Crude for January delivery gained as much as 57 cents to $89.76 a barrel in electronic trading on the New York Mercantile Exchange. That is the highest intraday price since Oct. 9, 2008. The contract was at $88.96 at 1:36 p.m. local time, recouping earlier losses that reached 63 cents. Brent crude for January settlement gained as much as 61 cents, or 0.7 percent, to $92.03 a barrel on the ICE Futures Europe exchange in London.

Crude settled at $89.19 a barrel on Dec. 3, the highest closing price since Oct. 7, 2008. Prices are up 12 percent this year.

Hedge funds and other large investors increased bullish bets on oil last week as prices climbed. The funds boosted so-called net-long positions by 18 percent in the seven days ended Nov. 30, according to the Commodity Futures Trading Commission’s weekly Commitments of Traders report. It was the largest increase since the week ended Oct. 5.

‘Sentiment So Bullish’

“Ninety dollars a barrel is now like a magnet that the bulls in the market want to break through,” said Victor Shum, a senior principal at energy consultants Purvin & Gertz Inc. in Singapore. “These days, sentiment is so bullish that any bad news on the economic front can’t hurt the rally in oil.”

Oil rallied after Bernanke said a return to recession “doesn’t seem likely,” in an interview broadcast yesterday on CBS Corp.’s “60 Minutes” program. Still, unemployment may take five years to fall to a normal level, he said.

Crude advanced as abnormally cold weather in Europe pushed heating oil prices to the highest in more than two years.

Gasoil, or heating oil, futures for December delivery climbed as much as 1.8 percent to $775.50 a metric ton on London’s ICE exchange today. It was last at $771.50.

“The cold weather in Europe has helped squeeze up distillates demand, and that is supportive of stronger oil prices,” Purvin & Gertz’s Shum said.

Widespread Snowfall

The earliest widespread snowfall in the U.K. since 1993 has frozen over roads, disrupting traffic, with icy weather likely to last until at least Dec. 8, British Weather Services said last week.

Temperatures from the U.S. Midwest to the Northeast will be lower than normal from Dec. 8 through Dec. 16, the U.S. National Weather Service Climate Prediction Center said.

Oil in New York is approaching a level observed by technical analysts as a point where the rally may stall.

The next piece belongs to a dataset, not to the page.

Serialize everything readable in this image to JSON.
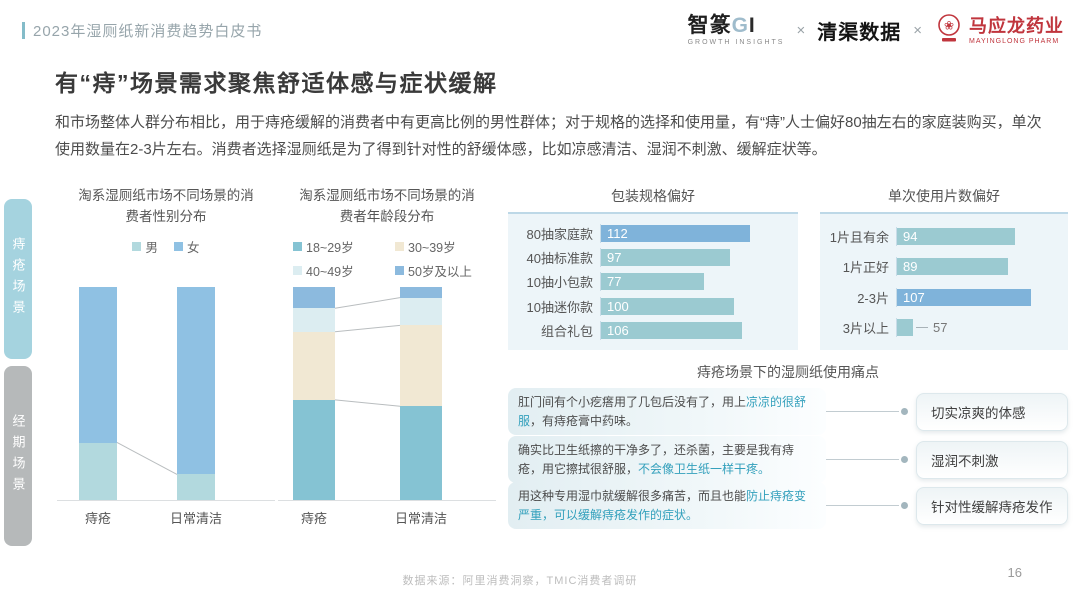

This price, at $89.84 a barrel, represents the so-called 50 percent Fibonacci retracement of the drop to $32.40 in December 2008 from a record high of $147.27 in July that year, according to Bloomberg data.

The Fibonacci sequence of numbers was identified by Italian mathematician Leonardo Fibonacci in the 13th century and is used to predict points where prices may rise or fall.